We've talked about a (non) fudgicle that will never make you miss the fudge!  Now its onto muffins. Kathy Hester, the author of The Great Vegan Bean Book told Tonia's Kitchen about a fantastic muffin that will satisfy some of the most specific diets. Lemon Coconut Chick Pea Muffins are gluten, soy and oil free, and use agave nectar for the sweetener.  And chickpeas and coconut help make for a soft, moist texture.  After baking, you have a muffin lover's muffin, and a real treat for the tastebuds that's a change from the everyday!


For the dry ingredients
1 1/2 cups (180 g) whole wheat pastry flour (**use gluten-free)
1/2 cup (43 g) grated unsweetened coconut
1 teaspoon baking powder
1/2 teaspoon baking soda
1/4 teaspoon salt


For the wet ingredients
3/4 cup (240 g) agave nectar
1 tablespoon (14 g) ground flaxseed mixed with 2 tablespoons (28 ml) warm water
1 1/2 cups (246 g) cooked chickpeas or
1 can (15 ounces, or 425 g), rinsed and drained
1 cup (235 ml) nondairy milk (*use soy-free)
1 tablespoon (28 ml) lemon juice
1 tablespoon (6 g) lemon zest
1 teaspoon lemon extract


Yield: 36 mini muffins
Per mini muff in: 60.3 calories; 1.2 g total fat; 0.2 g saturated fat; 1.2 g protein; 11.5 g carbohydrate; 1.4 g dietary fiber; 0 mg cholesterol.
Total Prep Time: 15 minutes
Total Cooking Time: 12 to 15 minutes


Preheat the oven to 350˚F (180˚C, or gas mark 4) and oil three (12-muffin) mini muffin pans ***or line with paper liners.
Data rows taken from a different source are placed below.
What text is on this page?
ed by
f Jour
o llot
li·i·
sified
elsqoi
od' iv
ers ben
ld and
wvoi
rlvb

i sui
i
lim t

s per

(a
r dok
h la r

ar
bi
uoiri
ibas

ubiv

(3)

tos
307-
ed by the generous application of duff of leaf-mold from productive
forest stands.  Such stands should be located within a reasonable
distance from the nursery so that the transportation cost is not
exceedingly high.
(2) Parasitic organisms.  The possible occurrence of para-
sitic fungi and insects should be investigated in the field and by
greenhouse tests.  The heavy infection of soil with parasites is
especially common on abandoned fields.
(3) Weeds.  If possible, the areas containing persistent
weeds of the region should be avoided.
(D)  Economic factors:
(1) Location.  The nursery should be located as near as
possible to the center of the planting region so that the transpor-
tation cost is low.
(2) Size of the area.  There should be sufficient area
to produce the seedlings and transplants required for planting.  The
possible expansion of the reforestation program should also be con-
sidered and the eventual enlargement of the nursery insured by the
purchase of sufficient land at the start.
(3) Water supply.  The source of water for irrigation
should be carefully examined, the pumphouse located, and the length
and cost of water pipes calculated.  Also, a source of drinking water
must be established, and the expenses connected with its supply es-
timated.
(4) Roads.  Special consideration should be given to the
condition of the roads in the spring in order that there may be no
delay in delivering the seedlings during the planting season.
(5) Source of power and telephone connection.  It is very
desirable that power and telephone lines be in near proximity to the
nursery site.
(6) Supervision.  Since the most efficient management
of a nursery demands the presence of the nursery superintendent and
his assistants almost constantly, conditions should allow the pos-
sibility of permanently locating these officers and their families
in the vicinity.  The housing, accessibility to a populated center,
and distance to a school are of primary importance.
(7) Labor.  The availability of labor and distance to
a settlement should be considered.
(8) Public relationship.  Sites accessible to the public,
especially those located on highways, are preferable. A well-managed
To prepare the dry ingredients, mix all the ingredients in a large bowl. Set aside.



To prepare the wet ingredients, add all the ingredients to a food processor and purée. Add the purée to the dry ingredients. Mix with a wooden spoon until combined. Fill the muffin tins with the mixture. Bake for 12 to 15 minutes or until a toothpick inserted into the center comes out clean.